ReDigi's Reselling of Digital Music Violates Copyrights: Court

By Andrew Lu on April 03, 2013 | Last updated on March 21, 2019

In a major music download lawsuit, Capitol Records has won a ruling against ReDigi Inc. claiming ReDigi violated the company's digital music copyrights.

A federal judge in New York found that ReDigi was not allowed to let users buy and sell "used" digital music files on its website, reports Reuters. These songs had originally been purchased through Apple's iTunes.

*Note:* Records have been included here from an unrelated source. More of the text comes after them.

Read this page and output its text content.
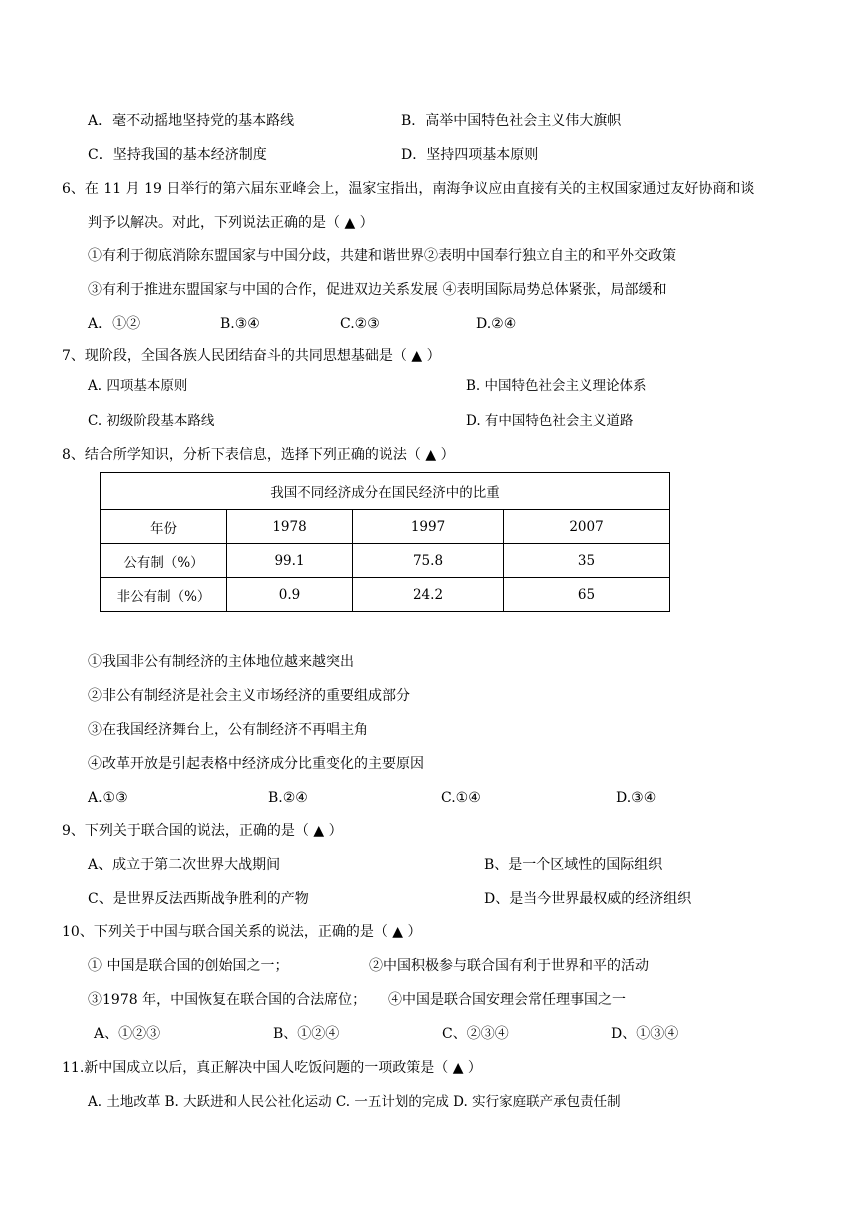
A．毫不动摇地坚持党的基本路线	B．高举中国特色社会主义伟大旗帜
C．坚持我国的基本经济制度	D．坚持四项基本原则
6、在 11 月 19 日举行的第六届东亚峰会上，温家宝指出，南海争议应由直接有关的主权国家通过友好协商和谈
判予以解决。对此，下列说法正确的是（ ▲ ）
①有利于彻底消除东盟国家与中国分歧，共建和谐世界②表明中国奉行独立自主的和平外交政策
③有利于推进东盟国家与中国的合作，促进双边关系发展 ④表明国际局势总体紧张，局部缓和
A．①②	B.③④	C.②③	D.②④
7、现阶段，全国各族人民团结奋斗的共同思想基础是（ ▲ ）
A. 四项基本原则	B. 中国特色社会主义理论体系
C. 初级阶段基本路线	D. 有中国特色社会主义道路
8、结合所学知识，分析下表信息，选择下列正确的说法（ ▲ ）
我国不同经济成分在国民经济中的比重			
年份	1978	1997	2007
公有制（%）	99.1	75.8	35
非公有制（%）	0.9	24.2	65
①我国非公有制经济的主体地位越来越突出
②非公有制经济是社会主义市场经济的重要组成部分
③在我国经济舞台上，公有制经济不再唱主角
④改革开放是引起表格中经济成分比重变化的主要原因
A.①③	B.②④	C.①④	D.③④
9、下列关于联合国的说法，正确的是（ ▲ ）
A、成立于第二次世界大战期间	B、是一个区域性的国际组织
C、是世界反法西斯战争胜利的产物	D、是当今世界最权威的经济组织
10、下列关于中国与联合国关系的说法，正确的是（ ▲ ）
① 中国是联合国的创始国之一；	②中国积极参与联合国有利于世界和平的活动
③1978 年，中国恢复在联合国的合法席位； ④中国是联合国安理会常任理事国之一
A、①②③	B、①②④	C、②③④	D、①③④
11.新中国成立以后，真正解决中国人吃饭问题的一项政策是（ ▲ ）
A. 土地改革 B. 大跃进和人民公社化运动 C. 一五计划的完成 D. 实行家庭联产承包责任制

The lawsuit is significant, as several companies have been making headway in creating a marketplace for used and unwanted digital works like music and ebooks. This is similar to how second-hand record and book stores resell used physical copies of records and books, but with one critical difference.

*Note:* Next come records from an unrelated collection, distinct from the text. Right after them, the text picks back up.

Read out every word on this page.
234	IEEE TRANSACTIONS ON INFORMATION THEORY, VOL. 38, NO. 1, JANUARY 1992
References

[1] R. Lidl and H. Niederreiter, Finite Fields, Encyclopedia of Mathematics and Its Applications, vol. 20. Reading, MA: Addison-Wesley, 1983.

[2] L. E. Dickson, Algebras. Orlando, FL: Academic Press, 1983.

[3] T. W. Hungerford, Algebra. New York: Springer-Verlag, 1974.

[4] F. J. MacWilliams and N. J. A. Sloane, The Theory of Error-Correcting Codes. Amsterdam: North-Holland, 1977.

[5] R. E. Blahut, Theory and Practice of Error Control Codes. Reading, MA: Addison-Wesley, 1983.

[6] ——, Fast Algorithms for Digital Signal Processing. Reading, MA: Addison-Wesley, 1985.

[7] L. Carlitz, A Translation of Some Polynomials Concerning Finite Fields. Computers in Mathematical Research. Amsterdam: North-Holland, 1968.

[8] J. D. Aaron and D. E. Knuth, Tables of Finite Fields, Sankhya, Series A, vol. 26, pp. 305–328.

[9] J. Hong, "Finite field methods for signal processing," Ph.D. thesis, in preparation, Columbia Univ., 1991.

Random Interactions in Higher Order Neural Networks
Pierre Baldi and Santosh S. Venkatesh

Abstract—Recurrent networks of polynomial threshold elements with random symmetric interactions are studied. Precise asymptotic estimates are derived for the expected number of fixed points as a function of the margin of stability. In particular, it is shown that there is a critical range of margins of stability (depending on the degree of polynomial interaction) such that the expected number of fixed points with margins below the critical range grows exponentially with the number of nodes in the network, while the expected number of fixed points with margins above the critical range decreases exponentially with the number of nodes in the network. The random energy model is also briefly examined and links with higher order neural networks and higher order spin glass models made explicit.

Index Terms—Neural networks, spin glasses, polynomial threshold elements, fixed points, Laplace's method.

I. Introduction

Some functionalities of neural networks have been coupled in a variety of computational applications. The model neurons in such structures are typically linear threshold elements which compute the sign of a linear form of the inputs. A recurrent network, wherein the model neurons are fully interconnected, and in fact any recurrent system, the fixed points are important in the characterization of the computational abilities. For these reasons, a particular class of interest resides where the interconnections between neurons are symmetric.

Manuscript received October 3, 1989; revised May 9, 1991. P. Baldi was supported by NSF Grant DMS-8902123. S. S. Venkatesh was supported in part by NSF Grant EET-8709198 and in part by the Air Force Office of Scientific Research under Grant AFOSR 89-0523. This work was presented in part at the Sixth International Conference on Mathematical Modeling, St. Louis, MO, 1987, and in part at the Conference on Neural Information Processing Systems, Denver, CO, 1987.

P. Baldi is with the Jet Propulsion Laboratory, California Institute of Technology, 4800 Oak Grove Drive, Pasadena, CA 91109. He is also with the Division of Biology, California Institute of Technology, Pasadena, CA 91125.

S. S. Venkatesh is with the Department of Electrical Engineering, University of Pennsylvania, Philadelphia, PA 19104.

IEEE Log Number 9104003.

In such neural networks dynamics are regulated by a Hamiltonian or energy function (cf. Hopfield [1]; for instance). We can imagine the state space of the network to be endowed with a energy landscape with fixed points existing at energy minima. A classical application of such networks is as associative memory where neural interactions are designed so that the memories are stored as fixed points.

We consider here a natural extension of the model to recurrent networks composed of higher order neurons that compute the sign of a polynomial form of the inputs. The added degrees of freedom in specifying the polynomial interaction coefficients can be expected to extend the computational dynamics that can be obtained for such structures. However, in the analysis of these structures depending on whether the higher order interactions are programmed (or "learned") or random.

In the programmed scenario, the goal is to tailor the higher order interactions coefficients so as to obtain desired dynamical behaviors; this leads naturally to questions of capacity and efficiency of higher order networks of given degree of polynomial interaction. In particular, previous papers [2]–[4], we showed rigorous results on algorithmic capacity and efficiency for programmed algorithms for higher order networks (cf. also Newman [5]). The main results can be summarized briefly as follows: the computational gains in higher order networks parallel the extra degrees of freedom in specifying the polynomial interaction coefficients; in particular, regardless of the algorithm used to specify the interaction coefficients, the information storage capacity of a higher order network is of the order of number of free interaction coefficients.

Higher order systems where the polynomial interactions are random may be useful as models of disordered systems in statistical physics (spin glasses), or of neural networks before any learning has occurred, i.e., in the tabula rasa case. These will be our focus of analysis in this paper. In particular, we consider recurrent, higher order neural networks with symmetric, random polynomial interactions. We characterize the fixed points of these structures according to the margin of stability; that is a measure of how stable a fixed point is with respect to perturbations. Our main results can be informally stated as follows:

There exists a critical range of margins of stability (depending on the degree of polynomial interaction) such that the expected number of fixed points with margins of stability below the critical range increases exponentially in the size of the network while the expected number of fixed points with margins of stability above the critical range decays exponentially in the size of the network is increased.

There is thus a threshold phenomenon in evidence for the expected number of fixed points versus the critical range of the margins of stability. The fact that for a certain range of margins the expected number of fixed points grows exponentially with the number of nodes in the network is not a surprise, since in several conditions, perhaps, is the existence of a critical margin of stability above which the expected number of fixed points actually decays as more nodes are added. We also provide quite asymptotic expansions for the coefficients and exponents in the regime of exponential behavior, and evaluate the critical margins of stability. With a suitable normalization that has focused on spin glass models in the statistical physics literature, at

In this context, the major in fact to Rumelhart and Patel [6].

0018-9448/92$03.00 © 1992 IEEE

ReDigi was formed in 2011 and branded itself as "the world's first pre-owned digital marketplace." On its website, users could trade used music tracks at a fraction of the cost after buying them legitimately through Apple's iTunes, reports Reuters. ReDigi made money by charging a commission on each sale.

In its lawsuit, Capitol complained that ReDigi violated its copyrights by operating its online store and allowing the unauthorized reproduction and distribution of its music. The federal judge ruled for Capitol, and found that ReDigi infringed on Capitol's rights by reproducing the songs in its sales.

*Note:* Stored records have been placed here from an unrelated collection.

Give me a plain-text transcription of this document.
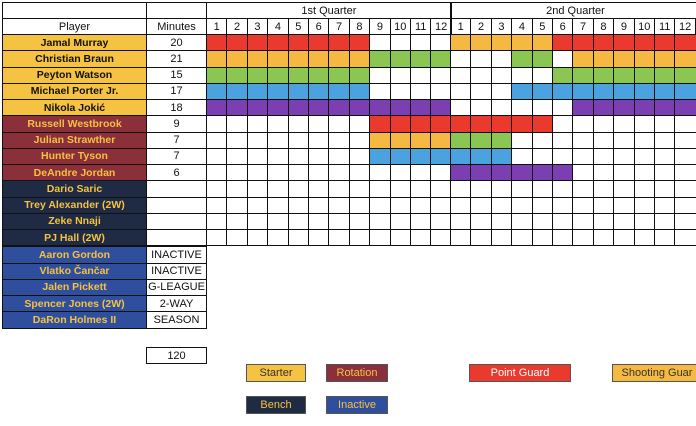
1st Quarter	2nd Quarter
Player	Minutes	1	2	3	4	5	6	7	8	9	10 11 12 1	2	3	4	5	6	7	8	9	10 11 12
Jamal Murray	20
Christian Braun	21
Peyton Watson	15
Michael Porter Jr.	17
Nikola Jokić	18
Russell Westbrook	9
Julian Strawther	7
Hunter Tyson	7
DeAndre Jordan	6
Dario Saric
Trey Alexander (2W)
Zeke Nnaji
PJ Hall (2W)
Aaron Gordon	INACTIVE
Vlatko Čančar	INACTIVE
Jalen Pickett	G-LEAGUE
Spencer Jones (2W)	2-WAY
DaRon Holmes II	SEASON
120
Starter	Rotation	Point Guard	Shooting Guar
Bench	Inactive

To conduct a transaction, ReDigi reportedly had to create a "new phonorecord" to give to the buyer. At the same time, ReDigi destroyed the old phonorecord.

The court held that ReDigi's creation of a new phonorecord distinguished it from physical resale marketplaces like used bookstores. ReDigi could not simply pass on the exact same digital recording to the buyer, and by making the reproduction, it violated Capitol's reproduction rights.

The effect of the ruling may be that operators of digital re-sale marketplaces will have to obtain the approval of copyright holders before they can conduct business. So if ReDigi wants to allow the sale of a Katy Perry single, it would have to get Capitol's permission first, according to the court's ruling.

Lawyers for ReDigi, however, say they plan to appeal.